Knocking on Heaven’s Door
is about our research and the most important scientific questions we face. New developments in particle physics and cosmology have the potential to revise radically our understanding of the world: its makeup, its evolution, and the fundamental forces that drive its operation. This book describes experimental research at the Large Hadron Collider and theoretical studies that try to anticipate what they will find. It also describes research in cosmology—how we go about trying to deduce the nature of the universe, and in particular that of the dark matter hidden throughout the universe.

But
Knocking on Heaven’s Door
also has a wider scope. This book explores more general questions that pertain to all scientific investigations. Along with describing the frontiers of today’s research, clarifying the nature of science is at the core of what this book is about. It describes how we go about deciding which are the right questions to pose, why scientists don’t always agree even on that, and how correct scientific ideas ultimately prevail.
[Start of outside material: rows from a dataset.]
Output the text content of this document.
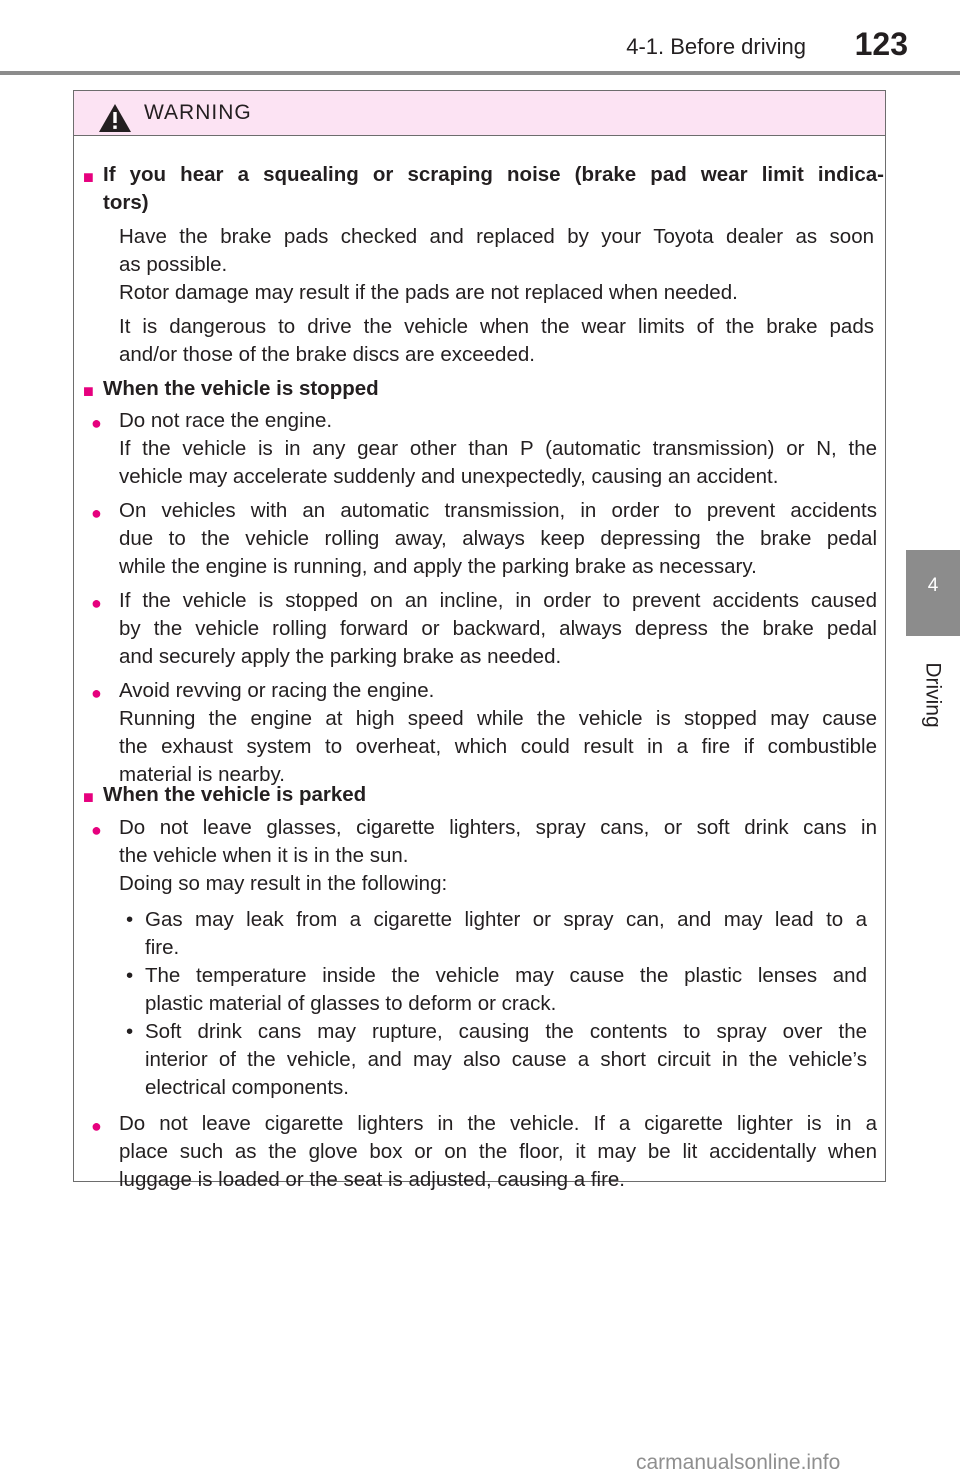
4-1. Before driving	123
4
Driving
WARNING
■ If you hear a squealing or scraping noise (brake pad wear limit indica-
tors)
Have the brake pads checked and replaced by your Toyota dealer as soon
as possible.
Rotor damage may result if the pads are not replaced when needed.
It is dangerous to drive the vehicle when the wear limits of the brake pads
and/or those of the brake discs are exceeded.
■ When the vehicle is stopped
● Do not race the engine.
If the vehicle is in any gear other than P (automatic transmission) or N, the
vehicle may accelerate suddenly and unexpectedly, causing an accident.
● On vehicles with an automatic transmission, in order to prevent accidents
due to the vehicle rolling away, always keep depressing the brake pedal
while the engine is running, and apply the parking brake as necessary.
● If the vehicle is stopped on an incline, in order to prevent accidents caused
by the vehicle rolling forward or backward, always depress the brake pedal
and securely apply the parking brake as needed.
● Avoid revving or racing the engine.
Running the engine at high speed while the vehicle is stopped may cause
the exhaust system to overheat, which could result in a fire if combustible
material is nearby.
■ When the vehicle is parked
● Do not leave glasses, cigarette lighters, spray cans, or soft drink cans in
the vehicle when it is in the sun.
Doing so may result in the following:
• Gas may leak from a cigarette lighter or spray can, and may lead to a
fire.
• The temperature inside the vehicle may cause the plastic lenses and
plastic material of glasses to deform or crack.
• Soft drink cans may rupture, causing the contents to spray over the
interior of the vehicle, and may also cause a short circuit in the vehicle’s
electrical components.
● Do not leave cigarette lighters in the vehicle. If a cigarette lighter is in a
place such as the glove box or on the floor, it may be lit accidentally when
luggage is loaded or the seat is adjusted, causing a fire.
carmanualsonline.info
This book explores the real ways in which science advances and the respects in which it contrasts with other ways of seeking truth, giving some of the philosophical underpinnings of science and describing the intermediate stages at which it is uncertain where we will end up or who is right. Also, and as importantly, it shows how scientific ideas and methods might apply outside science, thus encouraging more rational decision-making in other spheres as well.

Knocking on Heaven’s Door
is intended for an interested lay reader who would like to have a greater understanding of current theoretical and experimental physics and who wants a better appreciation of the nature of modern science—as well as the principles of sound scientific thought. Often people don’t really understand what science is and what we can expect it to tell us. This book is my attempt to correct some of the misconceptions—and perhaps vent a little of my frustration with the way science is currently understood and applied.

The last few years have provided me with some unique experiences and with conversations that have taught me a great deal, and I want to share these as launching points to explore some important ideas. Although I’m not a specialist in all the areas I cover and there is not enough space to do them all full justice, my hope is that this book will lead readers in more productive directions, while elucidating some exciting new developments along the way. It should also help readers identify the most reliable sources of scientific information—or misinformation—when they look for further answers in the future. Some of the ideas this book presents might appear very basic, but a more thorough understanding of the reasoning that underlies modern science will help pave a better approach both to research and to important issues the modern world currently faces.

In this era of movie prequels, you can think of
Knocking on Heaven’s Door
as the origin story to my previous book,
Warped Passages,
combined with an update of where we are now and what we are anticipating. It fills in the gaps—going over the basics about science that underlie new ideas and new discoveries—and explains why we’re on the edge of our seats waiting for new data to emerge.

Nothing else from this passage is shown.